CoCoEdit: Content-Consistent Image Editing via Region Regularized Reinforcement Learning

Conference: ICML 2026
arXiv: 2602.14068
Code: https://github.com/CoCoEdit (available)
Area: Image Generation / Instruction-based Image Editing / RL Post-training
Keywords: Content-consistent editing, pixel-level similarity reward, region regularization, DiffusionNFT, FLUX/Qwen-Image-Edit

TL;DR

This work addresses the issue of "editing models making unintended changes in non-editing regions" by constructing the CoCoEdit-40K local editing dataset, introducing a pixel-level similarity reward to complement the MLLM reward, and designing a region-regularized RL objective (constraining non-editing regions for high-reward samples, forcing changes in editing regions for low-reward samples). This approach improves both editing scores and PSNR/SSIM for FLUX.1 Kontext and Qwen-Image-Edit, breaking the existing trade-off between editing capability and content consistency.

Background & Motivation

Background: Modern instruction-based editing models (FLUX.1 Kontext, Qwen-Image-Edit, Step1X-Edit, BAGEL, OmniGen2) leverage large-scale data and strong generative backbones to understand instructions well. Recently, Edit-R1, MotionNFT, etc., have used RL (DPO/PPO/GRPO/DiffusionNFT) with MLLM reward for post-training, further boosting editing scores.

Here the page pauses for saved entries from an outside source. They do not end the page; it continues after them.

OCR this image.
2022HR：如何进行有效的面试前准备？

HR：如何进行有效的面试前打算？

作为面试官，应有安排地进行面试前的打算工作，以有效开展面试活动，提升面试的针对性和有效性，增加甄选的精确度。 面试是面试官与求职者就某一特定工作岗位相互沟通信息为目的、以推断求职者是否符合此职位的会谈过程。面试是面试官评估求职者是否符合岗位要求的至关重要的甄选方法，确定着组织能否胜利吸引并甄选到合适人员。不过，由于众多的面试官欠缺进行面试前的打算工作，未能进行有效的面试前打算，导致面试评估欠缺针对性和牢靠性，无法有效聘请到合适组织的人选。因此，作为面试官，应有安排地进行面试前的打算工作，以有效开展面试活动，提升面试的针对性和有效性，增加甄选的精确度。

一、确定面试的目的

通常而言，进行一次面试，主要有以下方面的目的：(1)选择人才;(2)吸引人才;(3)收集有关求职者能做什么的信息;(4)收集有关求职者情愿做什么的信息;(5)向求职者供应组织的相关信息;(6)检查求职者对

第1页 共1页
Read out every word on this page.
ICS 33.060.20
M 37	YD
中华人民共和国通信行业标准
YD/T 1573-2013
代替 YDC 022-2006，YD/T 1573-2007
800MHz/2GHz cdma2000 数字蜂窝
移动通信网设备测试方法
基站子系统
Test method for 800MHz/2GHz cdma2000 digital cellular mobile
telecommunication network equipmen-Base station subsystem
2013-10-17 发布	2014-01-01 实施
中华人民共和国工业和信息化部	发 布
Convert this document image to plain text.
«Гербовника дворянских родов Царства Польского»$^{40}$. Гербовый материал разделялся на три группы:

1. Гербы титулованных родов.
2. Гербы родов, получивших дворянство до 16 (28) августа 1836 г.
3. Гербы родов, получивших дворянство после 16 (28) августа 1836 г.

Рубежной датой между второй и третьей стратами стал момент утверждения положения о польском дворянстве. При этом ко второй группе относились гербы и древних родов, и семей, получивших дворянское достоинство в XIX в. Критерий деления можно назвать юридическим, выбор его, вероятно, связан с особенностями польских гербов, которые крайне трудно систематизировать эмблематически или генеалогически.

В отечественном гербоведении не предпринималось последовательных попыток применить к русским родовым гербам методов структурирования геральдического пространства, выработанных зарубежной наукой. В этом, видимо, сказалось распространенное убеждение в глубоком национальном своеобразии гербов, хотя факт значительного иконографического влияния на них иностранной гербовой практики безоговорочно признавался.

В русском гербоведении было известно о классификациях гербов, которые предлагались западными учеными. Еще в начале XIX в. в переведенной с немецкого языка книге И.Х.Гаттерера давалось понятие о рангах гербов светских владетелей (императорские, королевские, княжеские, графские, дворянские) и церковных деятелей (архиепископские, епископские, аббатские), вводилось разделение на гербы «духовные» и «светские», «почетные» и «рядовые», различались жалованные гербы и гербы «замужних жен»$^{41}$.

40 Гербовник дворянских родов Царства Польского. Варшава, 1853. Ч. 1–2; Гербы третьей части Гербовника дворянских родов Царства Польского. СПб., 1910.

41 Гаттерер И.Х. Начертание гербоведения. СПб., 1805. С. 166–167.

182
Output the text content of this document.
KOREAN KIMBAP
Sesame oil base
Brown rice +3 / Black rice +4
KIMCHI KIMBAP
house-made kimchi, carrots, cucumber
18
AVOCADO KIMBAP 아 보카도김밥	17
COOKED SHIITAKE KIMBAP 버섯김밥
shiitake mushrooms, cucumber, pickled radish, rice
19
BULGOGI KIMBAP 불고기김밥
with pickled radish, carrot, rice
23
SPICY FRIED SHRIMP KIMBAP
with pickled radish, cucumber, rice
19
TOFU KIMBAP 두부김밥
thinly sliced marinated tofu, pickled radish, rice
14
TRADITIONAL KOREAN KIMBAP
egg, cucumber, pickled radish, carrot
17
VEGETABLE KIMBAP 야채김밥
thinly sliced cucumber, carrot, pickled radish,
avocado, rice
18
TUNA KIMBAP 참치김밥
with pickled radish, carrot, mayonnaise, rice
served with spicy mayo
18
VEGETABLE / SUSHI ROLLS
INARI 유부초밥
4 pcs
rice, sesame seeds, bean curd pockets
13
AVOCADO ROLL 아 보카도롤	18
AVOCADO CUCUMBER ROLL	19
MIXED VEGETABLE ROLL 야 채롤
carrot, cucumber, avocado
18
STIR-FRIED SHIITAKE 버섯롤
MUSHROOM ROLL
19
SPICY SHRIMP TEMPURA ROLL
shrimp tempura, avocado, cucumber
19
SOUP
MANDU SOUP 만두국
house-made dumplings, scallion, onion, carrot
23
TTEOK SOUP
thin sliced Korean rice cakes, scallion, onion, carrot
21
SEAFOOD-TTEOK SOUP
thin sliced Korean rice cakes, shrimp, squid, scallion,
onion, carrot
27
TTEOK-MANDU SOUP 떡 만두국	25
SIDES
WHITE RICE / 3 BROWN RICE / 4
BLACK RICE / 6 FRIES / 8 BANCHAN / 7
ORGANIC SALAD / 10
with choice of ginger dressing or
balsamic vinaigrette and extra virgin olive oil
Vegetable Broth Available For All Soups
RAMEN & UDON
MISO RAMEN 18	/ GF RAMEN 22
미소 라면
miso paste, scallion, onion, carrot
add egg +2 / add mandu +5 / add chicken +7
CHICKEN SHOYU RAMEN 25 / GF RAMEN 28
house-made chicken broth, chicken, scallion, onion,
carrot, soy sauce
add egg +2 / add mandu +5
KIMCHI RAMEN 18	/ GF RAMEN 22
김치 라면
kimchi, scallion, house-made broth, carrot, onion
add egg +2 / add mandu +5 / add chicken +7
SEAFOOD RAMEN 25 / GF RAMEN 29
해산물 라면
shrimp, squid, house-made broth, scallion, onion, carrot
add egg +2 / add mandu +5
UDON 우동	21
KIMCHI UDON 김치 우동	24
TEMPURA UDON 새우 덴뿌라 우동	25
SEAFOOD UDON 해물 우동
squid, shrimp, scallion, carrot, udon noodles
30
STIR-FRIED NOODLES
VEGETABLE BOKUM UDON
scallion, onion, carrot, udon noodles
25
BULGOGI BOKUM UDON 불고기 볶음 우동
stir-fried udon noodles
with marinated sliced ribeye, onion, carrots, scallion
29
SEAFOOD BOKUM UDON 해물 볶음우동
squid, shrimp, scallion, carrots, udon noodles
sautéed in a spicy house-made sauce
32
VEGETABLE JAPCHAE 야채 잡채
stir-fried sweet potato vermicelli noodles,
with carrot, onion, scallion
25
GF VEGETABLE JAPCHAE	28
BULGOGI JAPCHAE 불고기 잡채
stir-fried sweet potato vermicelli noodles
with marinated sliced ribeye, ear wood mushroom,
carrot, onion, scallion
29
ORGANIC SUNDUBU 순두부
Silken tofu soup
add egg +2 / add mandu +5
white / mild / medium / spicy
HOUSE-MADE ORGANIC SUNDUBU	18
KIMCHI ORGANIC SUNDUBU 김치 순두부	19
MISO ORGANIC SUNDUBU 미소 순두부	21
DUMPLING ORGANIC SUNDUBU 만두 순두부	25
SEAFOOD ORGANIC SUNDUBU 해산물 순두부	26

Limitations of Prior Work: (i) Editing models perform well in the intended editing regions but often unintentionally modify non-editing regions—for example, changing the foreground person causes the background pillow to disappear; (ii) Existing RL post-training uses only MLLM reward, which is insensitive to fine-grained pixel differences in non-editing regions, pushing models to make drastic changes for higher scores, resulting in significant PSNR drops (Edit-R1 reduces FLUX's PSNR by 5.15 dB).

Key Challenge: Editing capability (MLLM Score) and content consistency (PSNR) are conflicting under current training objectives: MLLM reward is a spatially-agnostic scalar and insensitive to minor changes; using it for RL inevitably sacrifices consistency.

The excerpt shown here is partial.